Herders en huurlingen.
Een schets uit den Boerenkrijg, door De K.
(Slot.)
De oude Jan van Gracht had het laatste schot afgevuurd. Toen zag hij twee mannen op zich afspringen; met zijn geweerloop pareerde hij een bajonetstoot, maar kon een kolfslag niet ontgaan, die hem op den buik tegen den grond sloeg. Hij poogde zich weer op te heffen, maar een nieuwe slag trof hem uit de schuinte, deze sloeg hem scherven van zijn bril in het aangezicht, het linkeroog uit zijn kas, en de onderkaak stuk. Het bloed verfde zijn witten baard en druppelde op den grond. Hij werkte zich op de knieën, een heesch en gorgelend geluid kwam uit zijn keel. De pijn in zijn kaak maakte hem waanzinnig, het uitgeslagen oog bengelde aan een vliesje, kermend en trappend van smart, worstelde hij zich een eindje voort om uit het gedrang te komen. Zijn aanvaller was een tenger jongmensch. Hij liet zijn geweerkolf opnieuw driemaal op het hoofd des grijzen neervallen, en meer dood dan levend kroop de oude verder en meende te zeggen: ‘Ik geef mij over.’ Toen kwam een tweede Engelschman, die met een laatsten slag den armen grijsaard uit zijn onduldbaren toestand verloste.
Naast Van der Raadt werd de zeventienjarige Benjamin Flick neergeschoten door een officier, die hem kalm een revolver op de borst zette. Een anderen Boer werden de wapenen uit de verminkte handen geslagen; men sleepte hem de rots af als een dood stuk vee. Een soldaat trad boven op den zendeling, die, voor een half uur door den granaat getroffen, aan den voet van het kopje lag te worstelen tusschen leven en dood; als een worm wrong hij zich onder den trap van den Engelschman.
Dat was Abraham van der Raadt te veel, ook op dit oogenblik, waar de zucht tot zelfbehoud bij anderen alleen zou gesproken hebben, al was het ook in een laatste wanhopige tegenworsteling bij een ongelijken strijd. Hij sprong den dom-wreeden kerel, die op den zieltogenden prediker stapte, achterna en velde hem met één slag van zijn kolf. Nog twee aanvallers deed hij er hetzelfde lot mee ondergaan, toen sloeg hij het geweer stuk en hield alleen de loop in handen. Maar hij ging door met slaan in het rond als een wildeman doet met een zwaaienden knots. Zes soldaten wierpen zich op den eenigen Boer, die nog stond, ze hingen om zijn hals en zijn armen, tot hij viel, maar zij hinderden elkander in hun blinden ijver. Van der Raadt werkte zich weer op de voeten, tastend naar een keel om dicht te wringen, naar menschenvleesch om zijn nagels in te zetten. Heesche kreten stiet hij uit, hij sloeg, beet en schopte.
Hij slingerde zijn aanvallers door elkander, plofte er twee een kleine helling af, greep een Engelsch geweer en deelde er geweldige slagen mee uit.
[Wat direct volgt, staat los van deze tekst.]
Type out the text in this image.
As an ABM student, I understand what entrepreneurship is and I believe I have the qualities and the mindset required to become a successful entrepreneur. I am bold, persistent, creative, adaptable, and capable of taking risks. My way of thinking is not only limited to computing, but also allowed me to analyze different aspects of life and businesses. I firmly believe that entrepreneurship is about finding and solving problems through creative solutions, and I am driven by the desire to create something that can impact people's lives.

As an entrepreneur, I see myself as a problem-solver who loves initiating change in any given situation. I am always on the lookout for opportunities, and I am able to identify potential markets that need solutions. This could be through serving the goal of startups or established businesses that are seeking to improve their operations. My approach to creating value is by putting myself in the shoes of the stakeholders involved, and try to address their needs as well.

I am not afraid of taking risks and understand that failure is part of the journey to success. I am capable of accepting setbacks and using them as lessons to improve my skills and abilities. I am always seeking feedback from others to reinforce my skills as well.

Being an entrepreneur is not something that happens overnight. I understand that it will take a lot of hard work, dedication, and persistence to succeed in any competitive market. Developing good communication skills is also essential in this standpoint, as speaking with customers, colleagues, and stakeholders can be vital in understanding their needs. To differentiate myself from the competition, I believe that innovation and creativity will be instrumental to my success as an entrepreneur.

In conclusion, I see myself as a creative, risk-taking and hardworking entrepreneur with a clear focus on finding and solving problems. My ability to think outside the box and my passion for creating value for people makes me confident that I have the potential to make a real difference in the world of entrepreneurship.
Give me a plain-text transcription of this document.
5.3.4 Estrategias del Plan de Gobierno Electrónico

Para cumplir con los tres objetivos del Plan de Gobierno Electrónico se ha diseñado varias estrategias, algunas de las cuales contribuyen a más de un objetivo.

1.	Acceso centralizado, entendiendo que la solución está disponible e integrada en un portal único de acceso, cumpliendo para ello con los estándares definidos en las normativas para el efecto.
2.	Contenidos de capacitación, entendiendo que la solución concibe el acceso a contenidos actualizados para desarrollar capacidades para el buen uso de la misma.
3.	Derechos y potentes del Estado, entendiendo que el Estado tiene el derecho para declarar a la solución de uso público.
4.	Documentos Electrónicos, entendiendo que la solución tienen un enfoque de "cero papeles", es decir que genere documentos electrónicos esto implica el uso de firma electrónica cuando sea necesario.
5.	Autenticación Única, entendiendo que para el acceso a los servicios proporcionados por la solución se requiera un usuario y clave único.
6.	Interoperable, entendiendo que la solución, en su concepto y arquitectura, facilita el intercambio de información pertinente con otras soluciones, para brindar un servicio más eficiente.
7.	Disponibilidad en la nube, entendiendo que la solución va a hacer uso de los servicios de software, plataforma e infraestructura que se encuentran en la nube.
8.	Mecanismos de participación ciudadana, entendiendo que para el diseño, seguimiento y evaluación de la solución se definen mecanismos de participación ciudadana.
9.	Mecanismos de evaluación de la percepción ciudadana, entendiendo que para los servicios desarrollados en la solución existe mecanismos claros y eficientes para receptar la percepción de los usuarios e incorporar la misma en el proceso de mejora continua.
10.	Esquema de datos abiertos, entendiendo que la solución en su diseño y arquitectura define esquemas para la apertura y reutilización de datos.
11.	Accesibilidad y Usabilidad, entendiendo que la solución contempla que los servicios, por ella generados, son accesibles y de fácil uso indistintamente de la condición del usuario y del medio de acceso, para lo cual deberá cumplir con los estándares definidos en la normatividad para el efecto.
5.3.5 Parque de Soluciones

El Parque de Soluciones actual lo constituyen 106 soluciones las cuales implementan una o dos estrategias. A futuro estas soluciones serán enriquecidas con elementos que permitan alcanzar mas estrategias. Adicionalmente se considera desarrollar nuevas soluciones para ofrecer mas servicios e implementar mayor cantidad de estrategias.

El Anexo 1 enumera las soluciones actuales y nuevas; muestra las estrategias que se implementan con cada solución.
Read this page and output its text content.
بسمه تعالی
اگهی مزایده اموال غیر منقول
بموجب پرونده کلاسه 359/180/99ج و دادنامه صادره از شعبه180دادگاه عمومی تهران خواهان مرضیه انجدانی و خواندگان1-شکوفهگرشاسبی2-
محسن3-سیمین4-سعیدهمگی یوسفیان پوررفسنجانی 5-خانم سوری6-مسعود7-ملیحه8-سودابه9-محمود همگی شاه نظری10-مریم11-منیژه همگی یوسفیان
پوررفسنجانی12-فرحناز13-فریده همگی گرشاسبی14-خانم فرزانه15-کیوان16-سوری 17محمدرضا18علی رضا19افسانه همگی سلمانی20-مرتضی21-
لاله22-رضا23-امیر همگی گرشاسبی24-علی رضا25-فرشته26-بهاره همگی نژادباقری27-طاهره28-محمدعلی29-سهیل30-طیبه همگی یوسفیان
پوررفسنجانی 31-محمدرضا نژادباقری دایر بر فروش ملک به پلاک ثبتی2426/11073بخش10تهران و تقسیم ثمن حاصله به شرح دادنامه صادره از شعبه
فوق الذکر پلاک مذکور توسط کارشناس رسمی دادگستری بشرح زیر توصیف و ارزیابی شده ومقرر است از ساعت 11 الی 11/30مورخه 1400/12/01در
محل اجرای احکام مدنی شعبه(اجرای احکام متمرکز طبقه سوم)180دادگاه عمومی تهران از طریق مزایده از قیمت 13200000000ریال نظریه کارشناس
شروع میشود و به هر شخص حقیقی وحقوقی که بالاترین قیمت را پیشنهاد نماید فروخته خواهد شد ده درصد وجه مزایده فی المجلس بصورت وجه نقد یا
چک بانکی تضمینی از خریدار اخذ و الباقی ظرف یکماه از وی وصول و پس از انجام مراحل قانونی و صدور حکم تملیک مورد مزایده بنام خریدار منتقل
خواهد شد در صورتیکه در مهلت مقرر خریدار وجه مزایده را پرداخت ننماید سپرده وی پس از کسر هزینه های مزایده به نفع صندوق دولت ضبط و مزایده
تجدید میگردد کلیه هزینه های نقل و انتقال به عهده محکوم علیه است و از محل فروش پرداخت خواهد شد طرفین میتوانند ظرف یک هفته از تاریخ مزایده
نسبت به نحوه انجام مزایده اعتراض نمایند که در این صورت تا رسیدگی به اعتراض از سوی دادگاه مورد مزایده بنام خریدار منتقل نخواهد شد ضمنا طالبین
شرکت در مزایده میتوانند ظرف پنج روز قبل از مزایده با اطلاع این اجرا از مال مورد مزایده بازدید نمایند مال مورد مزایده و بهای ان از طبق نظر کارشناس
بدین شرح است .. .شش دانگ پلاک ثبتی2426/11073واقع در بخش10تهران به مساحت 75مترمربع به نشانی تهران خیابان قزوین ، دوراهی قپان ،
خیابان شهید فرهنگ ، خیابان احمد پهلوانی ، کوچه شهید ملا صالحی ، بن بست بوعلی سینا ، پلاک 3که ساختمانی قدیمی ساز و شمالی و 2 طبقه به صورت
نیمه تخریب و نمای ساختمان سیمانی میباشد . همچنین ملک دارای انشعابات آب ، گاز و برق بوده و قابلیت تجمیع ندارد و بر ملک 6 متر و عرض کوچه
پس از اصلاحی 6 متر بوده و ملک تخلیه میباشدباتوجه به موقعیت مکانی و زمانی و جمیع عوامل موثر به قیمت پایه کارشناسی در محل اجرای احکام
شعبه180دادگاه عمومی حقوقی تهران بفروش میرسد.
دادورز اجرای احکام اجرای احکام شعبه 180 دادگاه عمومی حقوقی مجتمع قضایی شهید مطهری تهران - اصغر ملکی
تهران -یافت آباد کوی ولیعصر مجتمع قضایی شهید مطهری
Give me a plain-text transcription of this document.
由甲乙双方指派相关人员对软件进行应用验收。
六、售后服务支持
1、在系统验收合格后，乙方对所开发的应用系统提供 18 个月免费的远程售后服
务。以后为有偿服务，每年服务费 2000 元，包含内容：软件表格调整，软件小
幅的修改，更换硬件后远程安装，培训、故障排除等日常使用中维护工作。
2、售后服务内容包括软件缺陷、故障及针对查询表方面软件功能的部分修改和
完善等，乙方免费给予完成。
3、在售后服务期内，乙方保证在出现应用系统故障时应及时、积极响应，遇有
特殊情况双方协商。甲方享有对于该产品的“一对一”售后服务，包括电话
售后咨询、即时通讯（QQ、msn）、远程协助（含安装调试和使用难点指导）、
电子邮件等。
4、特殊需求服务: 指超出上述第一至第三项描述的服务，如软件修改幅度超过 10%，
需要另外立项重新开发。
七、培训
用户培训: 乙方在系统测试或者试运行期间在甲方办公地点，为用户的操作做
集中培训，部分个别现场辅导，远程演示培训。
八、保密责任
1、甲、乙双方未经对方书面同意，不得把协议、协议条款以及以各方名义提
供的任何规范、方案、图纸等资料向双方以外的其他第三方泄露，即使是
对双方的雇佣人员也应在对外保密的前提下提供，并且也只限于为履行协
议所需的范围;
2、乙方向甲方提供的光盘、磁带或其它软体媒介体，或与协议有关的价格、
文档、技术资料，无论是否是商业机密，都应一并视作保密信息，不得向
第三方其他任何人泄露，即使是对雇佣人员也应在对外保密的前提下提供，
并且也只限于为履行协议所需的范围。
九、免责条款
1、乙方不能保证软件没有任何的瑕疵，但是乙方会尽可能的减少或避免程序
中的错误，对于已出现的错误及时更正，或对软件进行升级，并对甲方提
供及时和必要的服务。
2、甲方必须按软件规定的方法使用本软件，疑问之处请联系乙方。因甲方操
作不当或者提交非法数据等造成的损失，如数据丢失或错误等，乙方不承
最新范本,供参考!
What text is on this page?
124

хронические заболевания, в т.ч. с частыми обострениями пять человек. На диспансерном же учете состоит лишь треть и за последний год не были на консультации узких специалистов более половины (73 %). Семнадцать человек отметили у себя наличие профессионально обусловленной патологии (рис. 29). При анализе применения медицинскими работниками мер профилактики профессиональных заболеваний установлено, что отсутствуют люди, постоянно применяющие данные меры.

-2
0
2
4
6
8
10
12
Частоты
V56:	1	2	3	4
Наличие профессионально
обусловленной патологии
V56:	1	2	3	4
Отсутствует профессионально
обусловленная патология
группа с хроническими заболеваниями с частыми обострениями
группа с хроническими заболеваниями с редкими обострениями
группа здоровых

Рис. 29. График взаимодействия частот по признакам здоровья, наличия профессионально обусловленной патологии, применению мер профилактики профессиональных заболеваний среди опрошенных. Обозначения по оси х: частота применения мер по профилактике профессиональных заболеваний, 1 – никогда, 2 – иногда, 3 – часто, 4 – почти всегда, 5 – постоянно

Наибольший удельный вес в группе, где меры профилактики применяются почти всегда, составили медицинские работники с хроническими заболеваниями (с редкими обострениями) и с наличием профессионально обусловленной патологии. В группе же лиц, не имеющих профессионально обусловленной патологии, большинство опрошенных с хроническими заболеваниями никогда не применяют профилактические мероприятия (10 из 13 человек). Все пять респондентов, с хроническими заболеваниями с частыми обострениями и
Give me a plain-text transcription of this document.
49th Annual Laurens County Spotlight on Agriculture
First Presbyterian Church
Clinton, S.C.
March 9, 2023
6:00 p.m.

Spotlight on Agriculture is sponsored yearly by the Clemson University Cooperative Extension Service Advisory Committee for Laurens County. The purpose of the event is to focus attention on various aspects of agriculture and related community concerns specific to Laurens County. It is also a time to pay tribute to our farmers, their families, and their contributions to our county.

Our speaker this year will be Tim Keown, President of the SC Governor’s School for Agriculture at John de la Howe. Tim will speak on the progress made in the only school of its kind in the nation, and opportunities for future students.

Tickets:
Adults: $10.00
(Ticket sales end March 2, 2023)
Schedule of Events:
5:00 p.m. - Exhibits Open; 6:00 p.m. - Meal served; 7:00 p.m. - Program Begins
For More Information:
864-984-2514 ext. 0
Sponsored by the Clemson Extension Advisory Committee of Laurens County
Daar drong zich plotseling een forsch gebouwde officier vooruit, die hem met de linkerhand bij den baard vatte en terugstiet.
Een halve seconde zagen de mannen elkaar in de oogen en Van der Raadt begreep wat volgen moest. Goddank, hij mocht sterven, na zijn plicht gedaan en zijn kind en zijn land gewroken te hebben! De officier hield een revolver tegen zijn voorhoofd.
‘Sanne, Daniël, ik kom!’ klonk het te gelijk met een schot, en de hersenen spatten uit een bloed gutsende wond.
***
Het duister viel. Een avondbries koelde de gezichten der vreemdelingen, die een en al bloed en stof waren.
Het geruisch van den wind maakte het steunen en kermen der stervenden, op en langs den randrug, minder hoorbaar.
Met de kalmte keerde weer eenige menschelijkheid in de gemoederen van Albion's moordbende.
Zelfs begon een man, begaan met die donkere stuiptrekkende gedaanten, een gebed te murmelen, dat hij in zijn jeugd had geleerd.
Op eens werden allen verrast door het geluid van rennende paardenhoeven, dat van de Zuidzij naderde: de bevelvoerende generaal verwaardigde zich, zelf de genomen stelling in oogenschouw te komen nemen.